O! While in Germany, if possible, would you get the “Limited Editions Club” edition of Ulysses? It’s in 2 vols I think. It’s the most accurate text available. Would be much appreciated.
* * *
Glad to hear you’re reading Vico — pretty spaced out wop. Bruno is too — so far out “they” (“they” being the powers that were—i.e. The Church [did I say were?]) burnt him at the stake. All because the silly man believed that for every this there’s a that, for every up a down left-right good-bad—(obviously a fool) and that this infinity of differences is caused by none other than TADAH—you. And me and everyone who believes there’s a left or good or beautiful etc. And he (Bruno) rather than spend his time reading off the list of names of every sonofabitch within a five hundred mile radius said in effect—that the you-me-I is actually a level of consciousness whereby all those participating are kinda doomed to make uncertain choices (Joyces) and under [?]— peacably violently fucked up forever: or until they realize that all men are conceptual animals and that god is one concept in millions, countless millions — and so on.
So Bruno the Nolan:
(“No man, said the Nolan, can be a lover of the true or the good unless he abhors the multitude; and the artist, though he may employ the crowd, is very careful to isolate himself.” J.J. Day of the Rabblement. 1901.)
* * *
Volleyed with myself as to whether or not to copy out translation of Latin in A Portrait of the Artist as a Young Man — decided yes. “Yes, I said yes I will Yes.”

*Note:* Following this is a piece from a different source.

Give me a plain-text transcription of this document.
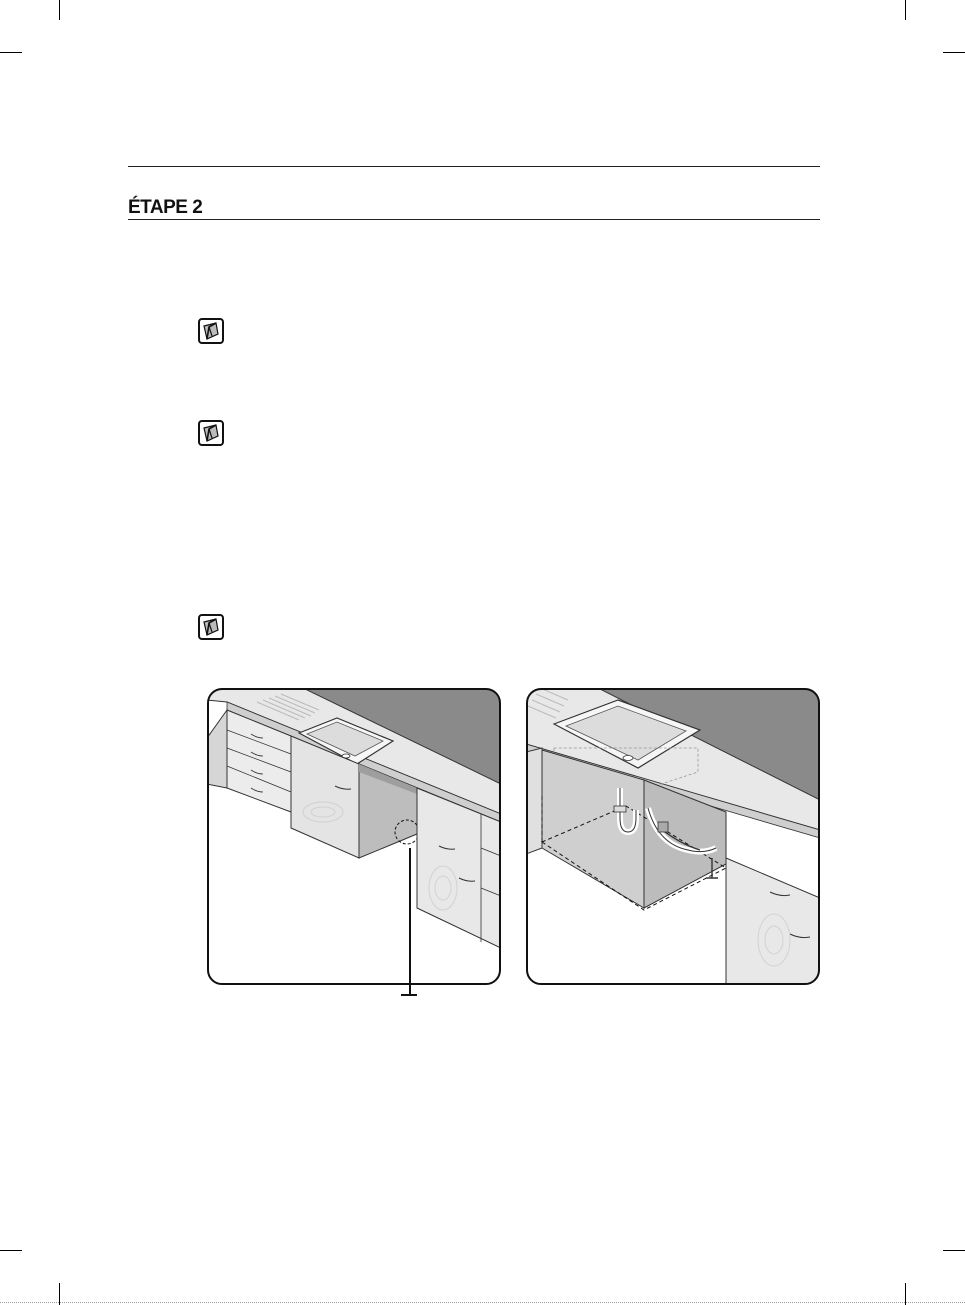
ÉTAPE 2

Note: Joyce said the last four words in the title of A Portrait . . . are the most important.
* * *
Last page of the Wake: — “the keys to. Given!” — are the keys to given within the text? — Yes. May the words “the keys to. Given!” be read thusly: “The keys to. Give in!” Yes.
* * *
Reading J.J.. Shem the Penman — amazing chapter — confirms many things — on 1 level — it’s J looking at hymnself with more than jaundiced eyes — on the other is the Wrathful Deities of Tibetan fame . . . The more I read him the funnier he gets. Laughter seems to be the greatest high. Also his poetry — exquisite . . .
* * *
Been reading The Wake and Ulysses a lot — goddamn; my heart, my all, jumps and leaps, swoons with the magic of his enchanted language — such music — “Lowly, longly a wail went forth.”— Such calm and peaceful knowing that all flows annalike into the sunflower lily light within us all . . .
* * *
Ideas for the Joyce book rumble endlessly through me — amazing connections with amazing Things — all pointing to [?] type expansion states of mind — multi-channeled, quadraleveled.
Pages of the Wake exploding — a universe of raw substance — Listen! — It roars.
Creator hands clap — and bang! A pencil line of light shoots threw an inky universe illuminating hidden vistas of self — countless reflectors and echoes flash and hum — the sounds — vibrations.
Birth Death Birth, etc.
It occured to me that the last few times I opened the book that each time I did it indeed was “Finnegans Wake.” Each Time! Flipped out!! Energy: — raw — clear — vibrant.
It darkles — what a funmanimal world.
Eyes closed — The portals of mine ears receive — Face to Face — The Cosmic Howl: HoHoHoHo —
Looking for a goal I found none.
Looking for nothing it was all there — eyes still closed because opened eyes see no more than be heard anyway — music — no — sound/silence — distinguishing seems to be nowhere — rather somewhere — nowhere being everywhere.
All this all that
I’m as confused as
I have a book on the Scandinavian elements in the Wake — would you like it?
Also Our Exag, which is as close to indispensable as any book about the Wake could be. A real mind bender.